Illustration of THG tissue processing. Manual isolation of individual cells for quantification analysis (based on LB content, inhomogeneities and membranes).

Quantification analysis was performed as previously described45. Briefly, working under constant irradiation conditions (mean energy per pulse, linear polarization of the incident beam at the sample plane, dimensions of the scanning region, number of pixels, amplification of the PMT units) for all samples, THG intensity values were collected from the photomultipliers’ tubes (PMTs), stored in 2D 500 × 500 matrices that represented a single slice image of the sample. Image J software was used for image processing and thresholding. THG signal quantification was performed by setting a constant global threshold for all the investigated tissues, in the obtained normalized 8-bit slice images, so that regions generating high levels of non-linear signal were solely detected and isolated. The threshold was set in a way to allow the higher THG signal that indicates mainly inhomogeneities and lipid content of the cell area to be analyzed and measured. Consequently, the obtained calculated area of each section corresponded to lipid bodies and discontinuities in the tissue. The quantification of mean THG area was calculated from all the sequential z slices of each tissue. Forty different areas in the tissue were tested in each case.

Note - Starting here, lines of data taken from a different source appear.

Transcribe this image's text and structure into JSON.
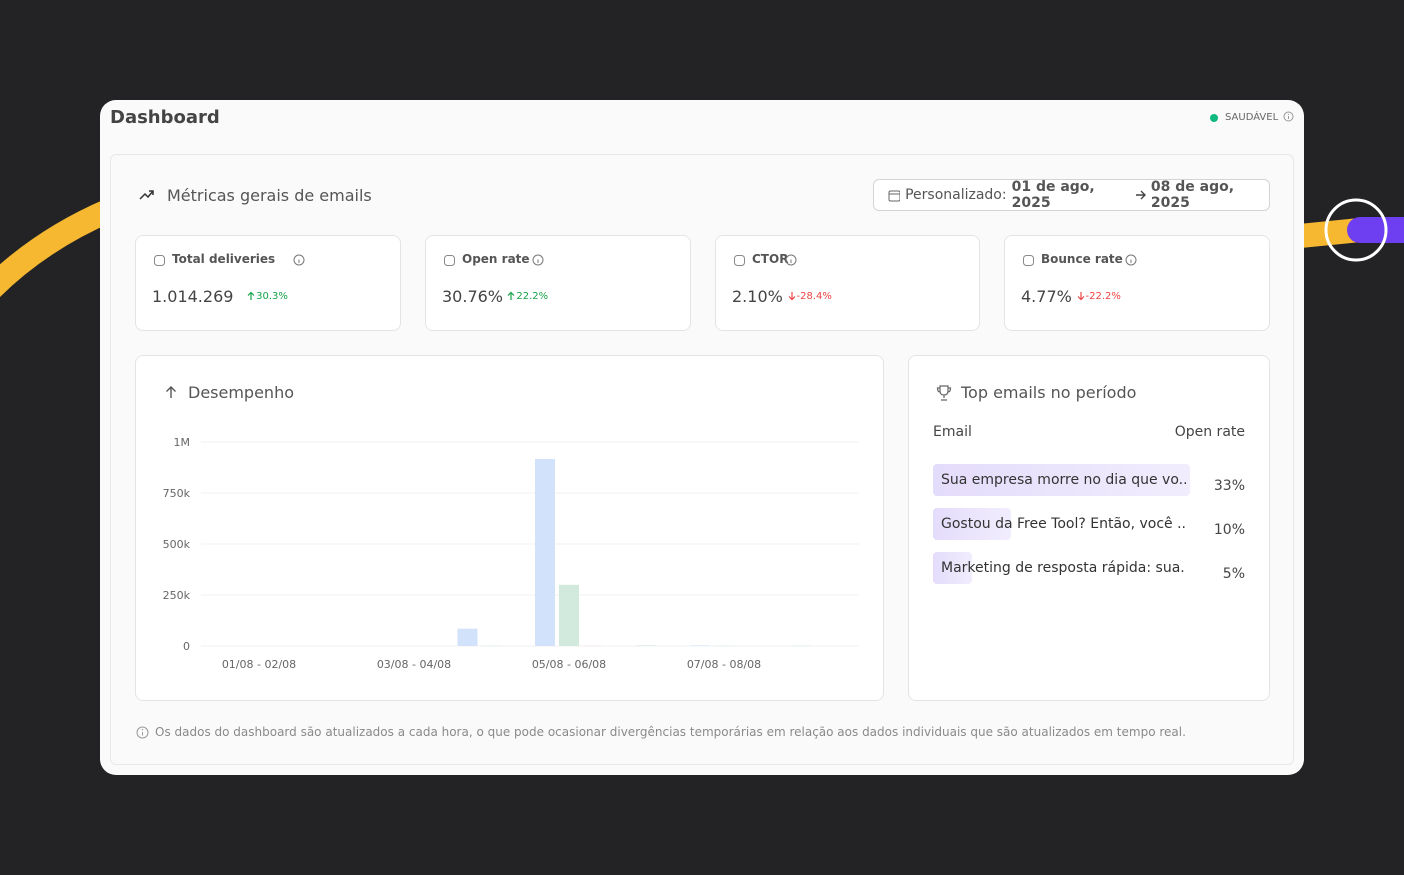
{
  "header": {
    "title": "Dashboard",
    "status": "SAUDÁVEL"
  },
  "section": {
    "title": "Métricas gerais de emails",
    "date_range": {
      "prefix": "Personalizado:",
      "start": "01 de ago, 2025",
      "end": "08 de ago, 2025"
    }
  },
  "metrics": [
    {
      "label": "Total deliveries",
      "value": "1.014.269",
      "change": "30.3%",
      "trend": "up"
    },
    {
      "label": "Open rate",
      "value": "30.76%",
      "change": "22.2%",
      "trend": "up"
    },
    {
      "label": "CTOR",
      "value": "2.10%",
      "change": "-28.4%",
      "trend": "down"
    },
    {
      "label": "Bounce rate",
      "value": "4.77%",
      "change": "-22.2%",
      "trend": "down"
    }
  ],
  "chart_data": {
    "type": "bar",
    "title": "Desempenho",
    "categories": [
      "01/08 - 02/08",
      null,
      "03/08 - 04/08",
      null,
      "05/08 - 06/08",
      null,
      "07/08 - 08/08",
      null
    ],
    "series": [
      {
        "color": "#d3e2fb",
        "values": [
          0,
          0,
          0,
          85000,
          917000,
          0,
          3000,
          0
        ]
      },
      {
        "color": "#d2eadd",
        "values": [
          0,
          0,
          0,
          2000,
          300000,
          3000,
          2000,
          2000
        ]
      },
      {
        "color": "#f1dde5",
        "values": [
          0,
          0,
          0,
          0,
          2000,
          0,
          0,
          0
        ]
      }
    ],
    "ylim": [
      0,
      1000000
    ],
    "yticks": [
      0,
      {
        "value": 250000,
        "label": "250k"
      },
      {
        "value": 500000,
        "label": "500k"
      },
      {
        "value": 750000,
        "label": "750k"
      },
      {
        "value": 1000000,
        "label": "1M"
      }
    ],
    "grid": true
  },
  "top_emails": {
    "title": "Top emails no período",
    "columns": [
      "Email",
      "Open rate"
    ],
    "emails": [
      "Sua empresa morre no dia que vo...",
      "Gostou da Free Tool? Então, você ...",
      "Marketing de resposta rápida: sua..."
    ],
    "values": [
      33,
      10,
      5
    ],
    "value_labels": [
      "33%",
      "10%",
      "5%"
    ],
    "color": "#e4dcfb"
  },
  "footnote": "Os dados do dashboard são atualizados a cada hora, o que pode ocasionar divergências temporárias em relação aos dados individuais que são atualizados em tempo real."
}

The THG intensity quantification was performed as previously described from our laboratory18. Briefly, the values of a number of N samples were normalized to their maximum THG intensity value for each 2D tissue section. Quantification analysis was accomplished by setting a second threshold based on a constant PMT value, so that only the regions that provide high THG signals could be examined. An algorithm that was designed and programmed in MATLAB environment was employed for the estimation of mean pixel value. The integrated THG intensity over total pixel area for each section of the tissue was calculated by multiplying the representative area with the mean intensity value of the corresponding pixels. The weighted mean pixel value of each tissue was obtained by repeating this procedure for all the sections of the sample. The difference between the various samples was assessed by repeated ANOVA measures. Statistics were performed using GraphPad Prism 6.01 (Graphpad Software, La Jolla, California).